Saturday, March 05, 2005

Are you paying for high alpha or bad benchmarks?

Clumsy benchmarking and incomplete performance disclosures are probably two of the largest factors contributing to the sustained predominance of active investment management in small to mid sized pension plans and the retail environment.

Over the course of many institutional investment evaluation engagements I have discovered that much advertised or implied active management alpha can be better attributed to high benchmark misfit than high investment skill. Benchmark misfit refers to the asset class and style differences between the fund and the benchmark to which it is compared. An aspect of the asset management business which is troublesome thought not surprising is that benchmarking, full disclosure and performance evaluation is not a mission critical competency for the sell side. I haven't concluded whether this results from a deliberate intent to deceive or simply the fact that good benchmarking is too complicated and nuanced for often impatient and uneducated investors. Probably elements of both. .Suspiciously, the bias in benchmarking or information delivery always tends to accrue to the benefit of the manager or seller rather than the investor. Examples of misdirection abound. I was told recently by a large pension provider that if their client wanted to see portfolio level historical returns they could only get it by engaging one of the firms affiliates? Some asset managers/pension providers must feel that client specific cumulative historical returns and fair benchmarking can only serve as constant reminder that a client has underperformed. If any attention in these settings is paid to performance it is often only at the individual fund level. The benefit of this practice is that as soon as an underperforming fund is removed from the portfolio, the negative performance is gone as well. This why you may see many investment choices in a sponsored program with under 3 years of actual performance but 3 and 5 year composite numbers that look very strong. New funds with good historical results are used to attract new money. Fiduciaries should insist on seeing portfolio level cumulative actual performance against a reasonable portfolio level benchmark.

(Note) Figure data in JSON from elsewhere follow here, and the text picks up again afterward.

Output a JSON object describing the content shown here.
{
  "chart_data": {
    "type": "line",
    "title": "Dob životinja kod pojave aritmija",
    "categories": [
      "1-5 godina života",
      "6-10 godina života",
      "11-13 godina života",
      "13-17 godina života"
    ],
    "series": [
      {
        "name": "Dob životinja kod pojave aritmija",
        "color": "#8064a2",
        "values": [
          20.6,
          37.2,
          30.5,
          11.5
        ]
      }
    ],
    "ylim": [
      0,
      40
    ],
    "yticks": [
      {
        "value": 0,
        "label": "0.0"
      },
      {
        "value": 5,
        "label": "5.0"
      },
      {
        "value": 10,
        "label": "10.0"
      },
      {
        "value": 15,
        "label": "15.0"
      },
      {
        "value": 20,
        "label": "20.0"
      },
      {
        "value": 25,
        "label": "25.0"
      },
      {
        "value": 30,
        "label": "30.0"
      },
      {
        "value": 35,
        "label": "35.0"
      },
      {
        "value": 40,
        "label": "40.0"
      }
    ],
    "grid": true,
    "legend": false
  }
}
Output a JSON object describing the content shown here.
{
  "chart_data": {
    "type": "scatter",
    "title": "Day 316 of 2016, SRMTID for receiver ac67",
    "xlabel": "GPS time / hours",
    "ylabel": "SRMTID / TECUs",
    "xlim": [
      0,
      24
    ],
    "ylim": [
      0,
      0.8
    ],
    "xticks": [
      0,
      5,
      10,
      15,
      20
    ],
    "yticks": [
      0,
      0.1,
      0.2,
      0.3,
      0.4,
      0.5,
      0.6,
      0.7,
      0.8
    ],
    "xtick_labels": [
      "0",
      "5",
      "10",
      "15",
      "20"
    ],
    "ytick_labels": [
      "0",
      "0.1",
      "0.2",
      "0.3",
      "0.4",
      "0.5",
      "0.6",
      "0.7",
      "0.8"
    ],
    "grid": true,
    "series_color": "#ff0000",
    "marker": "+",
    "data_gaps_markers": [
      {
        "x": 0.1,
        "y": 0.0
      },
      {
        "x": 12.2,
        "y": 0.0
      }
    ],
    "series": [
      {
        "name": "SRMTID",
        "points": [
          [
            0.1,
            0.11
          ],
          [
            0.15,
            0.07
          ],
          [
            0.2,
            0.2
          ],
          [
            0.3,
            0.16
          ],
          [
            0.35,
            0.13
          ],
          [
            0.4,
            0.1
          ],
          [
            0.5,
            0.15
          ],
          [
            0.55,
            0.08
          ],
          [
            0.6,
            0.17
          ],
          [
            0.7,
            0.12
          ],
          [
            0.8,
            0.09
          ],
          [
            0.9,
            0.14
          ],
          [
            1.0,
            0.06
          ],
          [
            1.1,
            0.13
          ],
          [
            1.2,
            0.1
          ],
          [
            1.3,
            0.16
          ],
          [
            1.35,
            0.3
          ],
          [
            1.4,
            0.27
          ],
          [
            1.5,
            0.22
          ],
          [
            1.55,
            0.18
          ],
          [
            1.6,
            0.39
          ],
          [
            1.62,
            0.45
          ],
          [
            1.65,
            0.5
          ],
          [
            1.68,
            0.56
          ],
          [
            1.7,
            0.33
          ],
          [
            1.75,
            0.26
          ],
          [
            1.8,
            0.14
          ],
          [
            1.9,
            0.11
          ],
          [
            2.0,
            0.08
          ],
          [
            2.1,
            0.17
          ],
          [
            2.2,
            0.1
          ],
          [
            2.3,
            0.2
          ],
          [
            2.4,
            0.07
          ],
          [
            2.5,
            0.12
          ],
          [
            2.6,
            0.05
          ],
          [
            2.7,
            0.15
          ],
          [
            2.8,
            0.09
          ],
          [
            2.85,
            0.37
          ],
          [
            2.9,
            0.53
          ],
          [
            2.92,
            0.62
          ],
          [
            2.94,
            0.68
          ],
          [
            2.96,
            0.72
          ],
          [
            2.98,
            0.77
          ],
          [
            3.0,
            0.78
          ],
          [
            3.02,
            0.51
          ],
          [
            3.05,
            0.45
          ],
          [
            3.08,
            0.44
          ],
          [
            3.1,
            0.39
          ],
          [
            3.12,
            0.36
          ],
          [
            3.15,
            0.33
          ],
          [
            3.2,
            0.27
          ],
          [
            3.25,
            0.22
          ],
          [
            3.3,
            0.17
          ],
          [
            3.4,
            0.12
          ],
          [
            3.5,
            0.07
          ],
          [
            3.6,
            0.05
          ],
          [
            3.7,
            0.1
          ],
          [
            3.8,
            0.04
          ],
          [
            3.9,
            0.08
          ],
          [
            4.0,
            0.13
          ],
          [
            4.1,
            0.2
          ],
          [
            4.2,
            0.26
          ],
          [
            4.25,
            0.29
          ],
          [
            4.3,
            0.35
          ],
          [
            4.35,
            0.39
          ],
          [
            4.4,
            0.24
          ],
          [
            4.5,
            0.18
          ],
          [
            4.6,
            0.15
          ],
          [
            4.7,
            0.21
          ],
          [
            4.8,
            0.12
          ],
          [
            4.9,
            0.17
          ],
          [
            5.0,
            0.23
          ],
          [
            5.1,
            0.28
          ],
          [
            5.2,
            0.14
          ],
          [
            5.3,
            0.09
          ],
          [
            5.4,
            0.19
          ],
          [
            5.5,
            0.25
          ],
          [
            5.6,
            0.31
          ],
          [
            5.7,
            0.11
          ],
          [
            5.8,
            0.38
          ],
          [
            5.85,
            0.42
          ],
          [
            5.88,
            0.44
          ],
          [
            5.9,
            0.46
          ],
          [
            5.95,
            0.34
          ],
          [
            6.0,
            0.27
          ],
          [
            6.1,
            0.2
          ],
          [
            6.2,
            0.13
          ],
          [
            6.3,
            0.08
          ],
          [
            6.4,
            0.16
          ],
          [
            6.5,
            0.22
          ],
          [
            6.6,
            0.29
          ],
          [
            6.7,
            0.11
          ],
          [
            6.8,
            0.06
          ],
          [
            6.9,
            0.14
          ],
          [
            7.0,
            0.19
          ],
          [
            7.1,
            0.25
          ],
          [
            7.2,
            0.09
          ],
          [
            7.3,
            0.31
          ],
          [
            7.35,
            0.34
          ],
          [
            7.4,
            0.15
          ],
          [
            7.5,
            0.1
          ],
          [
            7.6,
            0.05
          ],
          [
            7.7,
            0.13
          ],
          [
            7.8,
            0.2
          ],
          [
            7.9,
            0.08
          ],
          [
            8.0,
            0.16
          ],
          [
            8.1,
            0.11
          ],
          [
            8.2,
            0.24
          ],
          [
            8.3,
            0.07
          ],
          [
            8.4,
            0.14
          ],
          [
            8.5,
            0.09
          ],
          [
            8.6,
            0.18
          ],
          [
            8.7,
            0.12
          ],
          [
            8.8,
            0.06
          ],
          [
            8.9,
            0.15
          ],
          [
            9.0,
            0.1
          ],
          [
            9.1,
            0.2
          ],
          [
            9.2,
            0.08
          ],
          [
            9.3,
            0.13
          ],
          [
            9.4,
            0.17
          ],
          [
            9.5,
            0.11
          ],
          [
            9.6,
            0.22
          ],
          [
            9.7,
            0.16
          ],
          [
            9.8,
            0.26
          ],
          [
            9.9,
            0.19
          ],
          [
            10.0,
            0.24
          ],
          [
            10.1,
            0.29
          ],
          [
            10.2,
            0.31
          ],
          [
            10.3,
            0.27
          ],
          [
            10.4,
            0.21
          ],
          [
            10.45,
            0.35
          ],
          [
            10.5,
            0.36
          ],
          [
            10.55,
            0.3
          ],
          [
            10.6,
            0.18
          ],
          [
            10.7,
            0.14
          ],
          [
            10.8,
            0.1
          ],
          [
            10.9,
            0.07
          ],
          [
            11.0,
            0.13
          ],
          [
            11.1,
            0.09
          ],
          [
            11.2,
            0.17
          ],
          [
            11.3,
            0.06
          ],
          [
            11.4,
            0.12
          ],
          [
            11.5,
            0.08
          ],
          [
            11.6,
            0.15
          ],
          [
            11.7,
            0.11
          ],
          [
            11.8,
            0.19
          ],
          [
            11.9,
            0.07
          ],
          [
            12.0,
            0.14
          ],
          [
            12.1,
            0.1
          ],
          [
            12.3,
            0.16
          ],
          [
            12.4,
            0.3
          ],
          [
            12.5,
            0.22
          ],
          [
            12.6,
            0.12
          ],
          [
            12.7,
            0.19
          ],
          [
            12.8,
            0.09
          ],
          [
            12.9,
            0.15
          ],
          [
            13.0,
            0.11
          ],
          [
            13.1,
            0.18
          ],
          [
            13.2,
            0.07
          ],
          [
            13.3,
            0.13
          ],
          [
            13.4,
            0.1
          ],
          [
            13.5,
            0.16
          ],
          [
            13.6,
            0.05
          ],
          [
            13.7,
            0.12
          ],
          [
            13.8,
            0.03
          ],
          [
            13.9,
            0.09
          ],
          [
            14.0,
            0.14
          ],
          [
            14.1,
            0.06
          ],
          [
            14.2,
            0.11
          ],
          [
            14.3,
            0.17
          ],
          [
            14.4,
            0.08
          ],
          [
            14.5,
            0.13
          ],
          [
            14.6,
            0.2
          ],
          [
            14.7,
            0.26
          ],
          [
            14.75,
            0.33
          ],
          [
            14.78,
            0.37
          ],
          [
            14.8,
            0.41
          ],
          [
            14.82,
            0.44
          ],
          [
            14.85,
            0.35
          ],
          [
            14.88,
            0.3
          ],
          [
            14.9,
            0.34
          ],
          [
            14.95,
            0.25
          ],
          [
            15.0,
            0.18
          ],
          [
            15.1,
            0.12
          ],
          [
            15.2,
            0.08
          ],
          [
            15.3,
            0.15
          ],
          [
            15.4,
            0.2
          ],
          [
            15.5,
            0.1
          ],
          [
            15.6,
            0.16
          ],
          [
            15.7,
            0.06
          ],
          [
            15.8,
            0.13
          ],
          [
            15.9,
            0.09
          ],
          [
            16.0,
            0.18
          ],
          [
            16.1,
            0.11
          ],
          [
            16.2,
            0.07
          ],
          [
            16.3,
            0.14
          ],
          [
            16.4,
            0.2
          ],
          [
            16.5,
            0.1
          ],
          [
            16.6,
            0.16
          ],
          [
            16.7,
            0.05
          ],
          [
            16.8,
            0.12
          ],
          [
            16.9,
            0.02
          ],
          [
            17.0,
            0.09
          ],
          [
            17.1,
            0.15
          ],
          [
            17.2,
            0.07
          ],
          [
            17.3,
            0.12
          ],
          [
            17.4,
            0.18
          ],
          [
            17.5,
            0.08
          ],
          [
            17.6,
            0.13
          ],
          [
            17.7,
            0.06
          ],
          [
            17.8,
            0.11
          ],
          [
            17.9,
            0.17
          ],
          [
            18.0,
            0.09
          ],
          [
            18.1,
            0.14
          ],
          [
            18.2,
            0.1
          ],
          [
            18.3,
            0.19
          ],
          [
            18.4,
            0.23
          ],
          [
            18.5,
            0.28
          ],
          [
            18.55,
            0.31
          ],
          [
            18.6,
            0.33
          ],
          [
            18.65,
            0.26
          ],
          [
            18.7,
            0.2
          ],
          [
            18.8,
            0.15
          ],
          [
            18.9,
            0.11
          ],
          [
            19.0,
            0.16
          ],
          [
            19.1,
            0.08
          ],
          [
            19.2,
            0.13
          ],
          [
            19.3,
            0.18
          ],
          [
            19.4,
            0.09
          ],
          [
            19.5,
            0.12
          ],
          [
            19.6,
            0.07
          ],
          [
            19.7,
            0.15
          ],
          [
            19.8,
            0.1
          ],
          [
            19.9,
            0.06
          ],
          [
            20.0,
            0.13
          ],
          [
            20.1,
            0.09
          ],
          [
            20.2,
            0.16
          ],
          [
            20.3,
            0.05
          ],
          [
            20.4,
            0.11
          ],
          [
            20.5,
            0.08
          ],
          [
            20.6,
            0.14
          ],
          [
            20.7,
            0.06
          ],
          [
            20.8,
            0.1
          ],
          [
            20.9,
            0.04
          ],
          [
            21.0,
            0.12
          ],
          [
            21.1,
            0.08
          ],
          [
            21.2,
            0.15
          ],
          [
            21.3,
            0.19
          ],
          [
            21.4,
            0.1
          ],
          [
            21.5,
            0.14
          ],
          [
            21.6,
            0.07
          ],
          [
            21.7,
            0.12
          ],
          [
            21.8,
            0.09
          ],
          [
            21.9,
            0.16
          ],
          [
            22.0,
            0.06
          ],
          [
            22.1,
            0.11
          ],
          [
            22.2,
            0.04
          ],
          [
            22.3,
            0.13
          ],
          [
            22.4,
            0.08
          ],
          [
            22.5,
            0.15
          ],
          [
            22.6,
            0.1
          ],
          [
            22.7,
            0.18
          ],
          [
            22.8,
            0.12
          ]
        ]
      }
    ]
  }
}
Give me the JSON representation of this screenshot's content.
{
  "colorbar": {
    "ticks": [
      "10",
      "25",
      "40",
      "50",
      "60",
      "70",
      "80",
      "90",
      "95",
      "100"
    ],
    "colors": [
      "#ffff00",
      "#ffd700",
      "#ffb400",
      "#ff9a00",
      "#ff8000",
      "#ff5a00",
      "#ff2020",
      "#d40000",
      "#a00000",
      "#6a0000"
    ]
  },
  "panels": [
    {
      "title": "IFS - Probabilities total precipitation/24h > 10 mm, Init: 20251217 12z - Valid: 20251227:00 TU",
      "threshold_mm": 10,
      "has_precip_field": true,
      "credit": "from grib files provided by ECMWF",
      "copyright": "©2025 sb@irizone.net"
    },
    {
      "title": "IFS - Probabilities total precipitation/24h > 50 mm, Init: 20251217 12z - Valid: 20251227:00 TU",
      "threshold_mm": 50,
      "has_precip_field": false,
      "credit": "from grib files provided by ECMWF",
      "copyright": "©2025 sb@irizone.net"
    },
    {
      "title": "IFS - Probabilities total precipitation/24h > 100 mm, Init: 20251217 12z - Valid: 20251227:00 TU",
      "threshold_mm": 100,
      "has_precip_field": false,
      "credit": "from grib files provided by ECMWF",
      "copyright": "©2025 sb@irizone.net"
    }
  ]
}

The S&P 500 is used quite often as a measure for US equity performance ( regardless of market capitalization or style in the actual portfolio). However, one rarely (make that never) see a Large Cap US equity strategy benchmarked to a diverse global benchmark where the asset class diversification and return characteristics favor the benchmark. I have often seen strong investment out-performance for products presented on a cumulative performance basis covering substantial time periods. What may not be presented are the annualized returns over the cumulative period. This information can clearly demonstrate the amazing leverage a single and possibly accidental annual outperformance can have on long term results. Another "trick" involves setting an investment policy cash target of 5% or so but never allocating more than 1% in cash for liquidity. Actual portfolio performance against a policy benchmark in this case automatically includes the tailwind of the long term risk premium of equity/bonds over cash. If investors do get paid to take systematic risks(over the long run) then, including assets with more systematic or market risk in a portfolio than in its benchmark should guarantee outperformance and possibly less risk over time ( other things being equal). This happens to be the kind of risk-free bet that many managers are getting paid very handsomely to disguise.

I agree with Ron Surz that benchmarking and peer universe generation is very prone to leading investors to wrong conclusions either through incompetent generation or purposely skillful manipulation. There are several large institutional pension investment programs that base their "fiduciary ratings" heavily on peer universe rankings. Unbelievably, in 80-pages of process and comparator information you will not find a detailed description of how the peers were selected and who they are. In lieu are vague references to some creditable firm which approved the reasonableness of the selection process.

Take care in looking at performance. The better it looks the longer you should look.